It's that time of year - when new goals meet reality! We all have good intentions, whether that be to eat healthier, exercise more, or spend more time with those we love. For many, new goals also include limiting, reducing, or even eliminating screen time - the time we spend using screen-based technology (e.g., smartphones, tablets, computers, televisions, etc.).
Media content and technology use is a complex subject. It doesn't come in shades of black and white with clear and distinct lines and choices. Research doesn't show that it's definitively good or bad for us. Instead its murky and messy. It feels personal and we have strong feelings on the subject as we are often guided by our own experiences and perceptions. There are so many pieces to the puzzle that it's hard to find a single source that provides objective and comprehensive information to guide our choices.
So, what are we to do as parents, teachers, educators, professionals, caregivers? The answer is more complex than a single blog post. It's an evolving and ongoing conversation about how technology and media content may help or hinder individual and collective goals, needs, and wants. Research and professional recommendations provide information and guidance. But as a doctoral student, speech-language pathologist, and media researcher, the more I dig into all of this, I keep coming to the same conclusion... in order to make meaningful and informed technology decisions, the answer is not one size fits all, but unique to you, your family, your classroom, etc.
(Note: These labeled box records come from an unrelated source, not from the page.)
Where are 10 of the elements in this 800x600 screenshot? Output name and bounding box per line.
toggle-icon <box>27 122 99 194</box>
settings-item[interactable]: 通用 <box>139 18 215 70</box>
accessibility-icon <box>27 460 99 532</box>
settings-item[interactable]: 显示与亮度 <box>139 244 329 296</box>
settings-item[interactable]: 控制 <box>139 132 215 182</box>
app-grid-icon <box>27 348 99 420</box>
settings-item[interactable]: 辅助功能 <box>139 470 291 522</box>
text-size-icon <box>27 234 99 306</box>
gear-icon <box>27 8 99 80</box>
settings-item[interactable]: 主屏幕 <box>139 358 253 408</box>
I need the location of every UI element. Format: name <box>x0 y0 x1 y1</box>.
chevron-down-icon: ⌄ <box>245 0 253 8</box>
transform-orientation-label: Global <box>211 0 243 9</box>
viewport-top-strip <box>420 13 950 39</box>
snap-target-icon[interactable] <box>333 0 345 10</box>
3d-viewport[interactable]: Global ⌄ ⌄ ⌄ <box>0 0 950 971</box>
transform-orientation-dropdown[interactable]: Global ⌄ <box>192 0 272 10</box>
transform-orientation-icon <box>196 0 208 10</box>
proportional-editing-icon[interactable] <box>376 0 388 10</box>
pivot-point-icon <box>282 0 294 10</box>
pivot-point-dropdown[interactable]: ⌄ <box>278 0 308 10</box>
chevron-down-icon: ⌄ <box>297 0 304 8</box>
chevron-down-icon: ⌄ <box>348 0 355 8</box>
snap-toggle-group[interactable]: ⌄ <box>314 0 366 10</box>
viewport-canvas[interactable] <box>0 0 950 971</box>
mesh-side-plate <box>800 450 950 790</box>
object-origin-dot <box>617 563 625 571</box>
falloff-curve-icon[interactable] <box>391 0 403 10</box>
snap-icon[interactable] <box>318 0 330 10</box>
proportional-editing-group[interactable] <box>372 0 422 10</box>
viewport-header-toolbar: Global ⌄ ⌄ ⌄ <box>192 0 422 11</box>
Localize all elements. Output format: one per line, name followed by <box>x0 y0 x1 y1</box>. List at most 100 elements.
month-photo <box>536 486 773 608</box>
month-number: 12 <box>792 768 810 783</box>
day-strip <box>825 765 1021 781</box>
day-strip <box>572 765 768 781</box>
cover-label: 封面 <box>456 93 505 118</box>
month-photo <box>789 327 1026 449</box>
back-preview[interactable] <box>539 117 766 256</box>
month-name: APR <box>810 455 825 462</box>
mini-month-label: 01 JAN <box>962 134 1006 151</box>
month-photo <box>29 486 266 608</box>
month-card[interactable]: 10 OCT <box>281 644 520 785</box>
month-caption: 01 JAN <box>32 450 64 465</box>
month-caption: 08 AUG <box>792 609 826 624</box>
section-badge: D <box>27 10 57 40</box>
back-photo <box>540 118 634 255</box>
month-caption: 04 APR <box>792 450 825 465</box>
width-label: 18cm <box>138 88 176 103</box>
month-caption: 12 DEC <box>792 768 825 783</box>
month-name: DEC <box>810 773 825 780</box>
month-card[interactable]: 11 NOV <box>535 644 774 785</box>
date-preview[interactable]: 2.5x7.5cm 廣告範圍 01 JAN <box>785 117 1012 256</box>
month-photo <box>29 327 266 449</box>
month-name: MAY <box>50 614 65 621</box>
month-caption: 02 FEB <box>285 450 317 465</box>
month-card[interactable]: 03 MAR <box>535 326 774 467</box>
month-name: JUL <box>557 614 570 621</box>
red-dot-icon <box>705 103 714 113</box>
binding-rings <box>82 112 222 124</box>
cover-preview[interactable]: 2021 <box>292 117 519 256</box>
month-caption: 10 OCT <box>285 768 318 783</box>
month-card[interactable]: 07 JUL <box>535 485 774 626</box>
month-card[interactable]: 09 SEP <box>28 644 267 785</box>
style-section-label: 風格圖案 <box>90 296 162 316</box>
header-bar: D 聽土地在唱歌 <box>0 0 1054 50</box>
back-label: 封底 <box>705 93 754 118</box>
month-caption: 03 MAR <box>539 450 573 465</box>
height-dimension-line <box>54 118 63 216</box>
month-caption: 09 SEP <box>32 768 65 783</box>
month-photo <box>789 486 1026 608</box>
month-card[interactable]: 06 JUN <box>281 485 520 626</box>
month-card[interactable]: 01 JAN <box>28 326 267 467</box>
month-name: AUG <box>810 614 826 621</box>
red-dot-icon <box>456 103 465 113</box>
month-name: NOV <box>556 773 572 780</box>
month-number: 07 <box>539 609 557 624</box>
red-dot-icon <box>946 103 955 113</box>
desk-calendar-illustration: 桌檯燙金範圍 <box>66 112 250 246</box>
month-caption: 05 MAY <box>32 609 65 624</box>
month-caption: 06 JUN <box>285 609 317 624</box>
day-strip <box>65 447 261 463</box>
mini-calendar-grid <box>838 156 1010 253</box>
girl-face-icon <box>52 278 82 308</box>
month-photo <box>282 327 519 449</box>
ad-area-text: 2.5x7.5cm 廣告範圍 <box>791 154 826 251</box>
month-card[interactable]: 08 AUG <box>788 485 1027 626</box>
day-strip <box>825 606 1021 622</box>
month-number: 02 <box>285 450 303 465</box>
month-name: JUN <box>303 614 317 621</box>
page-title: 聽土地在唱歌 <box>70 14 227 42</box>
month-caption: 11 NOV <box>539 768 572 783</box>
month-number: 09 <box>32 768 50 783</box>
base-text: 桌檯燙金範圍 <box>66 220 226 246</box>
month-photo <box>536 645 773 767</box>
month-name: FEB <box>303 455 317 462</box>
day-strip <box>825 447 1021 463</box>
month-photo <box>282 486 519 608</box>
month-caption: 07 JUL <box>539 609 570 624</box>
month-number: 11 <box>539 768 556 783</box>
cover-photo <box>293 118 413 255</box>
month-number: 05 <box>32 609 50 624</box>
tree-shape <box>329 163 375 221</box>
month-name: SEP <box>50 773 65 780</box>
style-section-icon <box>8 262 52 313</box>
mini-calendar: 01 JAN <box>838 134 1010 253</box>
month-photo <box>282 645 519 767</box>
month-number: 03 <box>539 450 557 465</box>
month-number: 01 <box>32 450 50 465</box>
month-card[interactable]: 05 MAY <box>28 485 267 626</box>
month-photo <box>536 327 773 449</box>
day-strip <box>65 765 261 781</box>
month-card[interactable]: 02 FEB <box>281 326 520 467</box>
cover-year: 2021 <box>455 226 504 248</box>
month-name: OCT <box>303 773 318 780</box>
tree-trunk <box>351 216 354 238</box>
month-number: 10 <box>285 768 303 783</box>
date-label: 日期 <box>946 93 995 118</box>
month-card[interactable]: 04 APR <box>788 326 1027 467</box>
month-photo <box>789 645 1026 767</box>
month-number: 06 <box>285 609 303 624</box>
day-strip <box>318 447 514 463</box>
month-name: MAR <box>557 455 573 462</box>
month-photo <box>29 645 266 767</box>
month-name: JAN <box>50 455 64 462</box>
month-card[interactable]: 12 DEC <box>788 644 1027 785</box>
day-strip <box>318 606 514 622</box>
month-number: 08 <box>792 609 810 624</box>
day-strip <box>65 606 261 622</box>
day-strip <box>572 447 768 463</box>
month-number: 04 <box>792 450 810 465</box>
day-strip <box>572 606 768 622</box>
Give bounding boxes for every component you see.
First, consider the big picture... we are in new territory.
No one, and I mean no one, knows the absolutely best answer to this million-dollar question. We all have insights and recommendations that contribute to these decisions. According to the National Association for the Education of Young Children and the Fred Rogers Center for Early Learning and Children's Media (2012), "the change of pace [associated with apps and screen-based technologies] is so rapid that society is experiencing a disruption almost as significant as when there was a shift from oral language to print literacy, and again when the printing press expanded access to books and the printed word."
No generation before us has had to confront
the challenges associated with advanced, touch screen technologies.
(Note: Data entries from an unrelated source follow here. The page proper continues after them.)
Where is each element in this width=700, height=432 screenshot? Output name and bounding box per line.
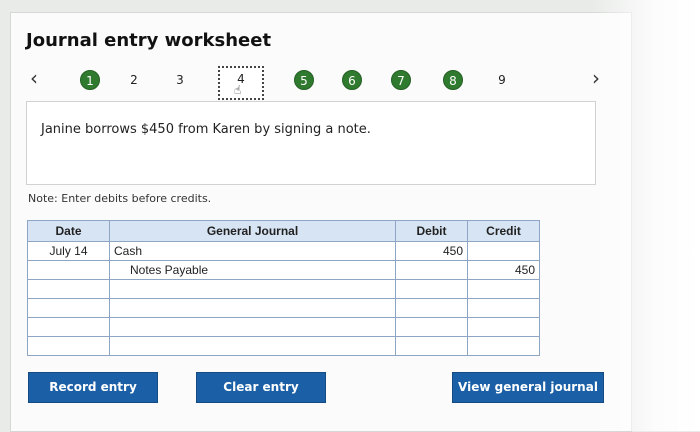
debit-cell[interactable] (395, 260, 468, 280)
table-row: July 14 Cash 450 (27, 241, 540, 261)
credit-cell[interactable] (467, 336, 540, 356)
table-row (27, 279, 540, 299)
step-3[interactable]: 3 (170, 70, 190, 90)
account-cell[interactable] (109, 336, 396, 356)
journal-header: General Journal (109, 220, 396, 242)
step-4[interactable]: 4 ☝ (218, 66, 264, 100)
clear-entry-button[interactable]: Clear entry (196, 372, 326, 403)
table-row (27, 298, 540, 318)
credit-cell[interactable]: 450 (467, 260, 540, 280)
page-title: Journal entry worksheet (26, 30, 272, 51)
debit-cell[interactable] (395, 298, 468, 318)
account-cell[interactable] (109, 317, 396, 337)
date-cell[interactable] (27, 279, 110, 299)
journal-table: Date General Journal Debit Credit July 1… (27, 220, 540, 356)
debit-cell[interactable]: 450 (395, 241, 468, 261)
account-cell[interactable]: Cash (109, 241, 396, 261)
record-entry-button[interactable]: Record entry (28, 372, 158, 403)
step-7[interactable]: 7 (391, 70, 411, 90)
credit-cell[interactable] (467, 279, 540, 299)
step-8[interactable]: 8 (443, 70, 463, 90)
date-cell[interactable] (27, 317, 110, 337)
date-cell[interactable] (27, 260, 110, 280)
date-cell[interactable]: July 14 (27, 241, 110, 261)
step-5[interactable]: 5 (294, 70, 314, 90)
prev-arrow-icon[interactable]: ‹ (30, 66, 38, 90)
account-cell[interactable] (109, 279, 396, 299)
credit-cell[interactable] (467, 298, 540, 318)
table-header-row: Date General Journal Debit Credit (27, 220, 540, 242)
step-1[interactable]: 1 (80, 70, 100, 90)
date-header: Date (27, 220, 110, 242)
credit-header: Credit (467, 220, 540, 242)
prompt-box: Janine borrows $450 from Karen by signin… (26, 101, 596, 185)
date-cell[interactable] (27, 298, 110, 318)
debit-cell[interactable] (395, 336, 468, 356)
credit-cell[interactable] (467, 317, 540, 337)
debit-header: Debit (395, 220, 468, 242)
account-text: Notes Payable (130, 263, 209, 277)
prompt-text: Janine borrows $450 from Karen by signin… (41, 122, 371, 137)
view-general-journal-button[interactable]: View general journal (452, 372, 604, 403)
step-9[interactable]: 9 (492, 70, 512, 90)
debit-cell[interactable] (395, 279, 468, 299)
table-row (27, 336, 540, 356)
account-cell[interactable] (109, 298, 396, 318)
step-2[interactable]: 2 (124, 70, 144, 90)
screen-glare (590, 0, 700, 431)
account-cell[interactable]: Notes Payable (109, 260, 396, 280)
note-text: Note: Enter debits before credits. (28, 192, 212, 205)
pointer-hand-icon: ☝ (234, 83, 242, 97)
date-cell[interactable] (27, 336, 110, 356)
next-arrow-icon[interactable]: › (592, 66, 600, 90)
table-row (27, 317, 540, 337)
table-row: Notes Payable 450 (27, 260, 540, 280)
debit-cell[interactable] (395, 317, 468, 337)
step-6[interactable]: 6 (342, 70, 362, 90)
credit-cell[interactable] (467, 241, 540, 261)
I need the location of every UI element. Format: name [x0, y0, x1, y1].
Given the magnitude of the shift to digital media, it's no wonder that there aren't "easy" answers when it comes to parenting and teaching in the digital age. As a parent, teacher, SLP, etc., we can only make the best decisions for our kids, our students, ourselves, and our families with the information that we have at the time. Decisions that aren't cookie cutter, but rather evolve over time as new information and technologies become available, our needs and interests change, and our kids mature and grow up.
Take a deep breath and know that you are doing the best that you can, with what we know about technology use as we move deeper into the digital frontier.
So, where do we go from here? I don't have all the answers, but I think we start with balance. Balance is a constant goal in my life, one that I feel I am always trying to manage. The balance between home vs. work, a restful afternoon vs. an invigorating workout, or chocolate vs. green vegetables. In today's world, it's hard to work, learn, and have fun without using technology in some form or another. Even though we don't have all the answers, we can start with balance - accessing the positive effects associated with technology and media use while working to reduce or eliminate the negative ones.
While technology is an essential tool in various aspects of my daily life, I also need time away from it. I can become glued to my computer when a major paper is due for the better part of a day or even a week. But I also can spend a day without turning my computer on, instead reading a book, walking on the beach, or exploring my community. Too much of anything can result in harm. If I spend the day immersed in my device, I can isolate myself and miss out on social interactions with those around me. If I spend the day outside at the beach, I run the risk of getting sun burned and dehydrated. We need balance. We need limits on how much time we spend with technology, but we also need time to show a new generation how to safely navigate these digital waters. We as parents, educators, and professionals have the opportunity to control how technology is integrated into our lives. We have a say, we get to decide. It all comes back to balance, helping us enjoy the positive effects while minimizing the negative ones.
It's like Goldilocks, the little girl in the fairy tale who broke into the house of family of bears. With every decision, which chair to sit in, which bowl of porridge to eat, and what bed to sleep in, there were both positive and negative consequences. If the chair was too small, it could break. If she ate the bowl of porridge that was too big, she would feel sick. She had to constantly evaluate the situation in order to make the choice right for her, striking balance between things that were seemingly too big or too small. The same is true when it comes to decisions about technology and media use. We navigate the digital frontier by making choices, re-evaluating and revising our decisions as the situation changes, and constantly communicating with those involved - all in an attempt to make the best decision possible and strike balance.
This is a journey. While it may at some points seem uncertain or even scary, we are all in this together. We can share and learn from our successes and our failures without judgement. We all have a voice that is part of a bigger and more complex discussion as we try to figure out the answers. But like so many other situations in life, there is no one right answer.
So, take a deep breath and give yourself credit for being interested and engaged, for wading through this messy and complicated subject. We are all human and tackling the uncertainty of the unknown is not new. But we've learned from our past and carry those lessons with us as we learn how to navigate the digital frontier. Welcome to the journey and the on-going conversation. I look forward to seeing you out on the frontier as we walk this road together.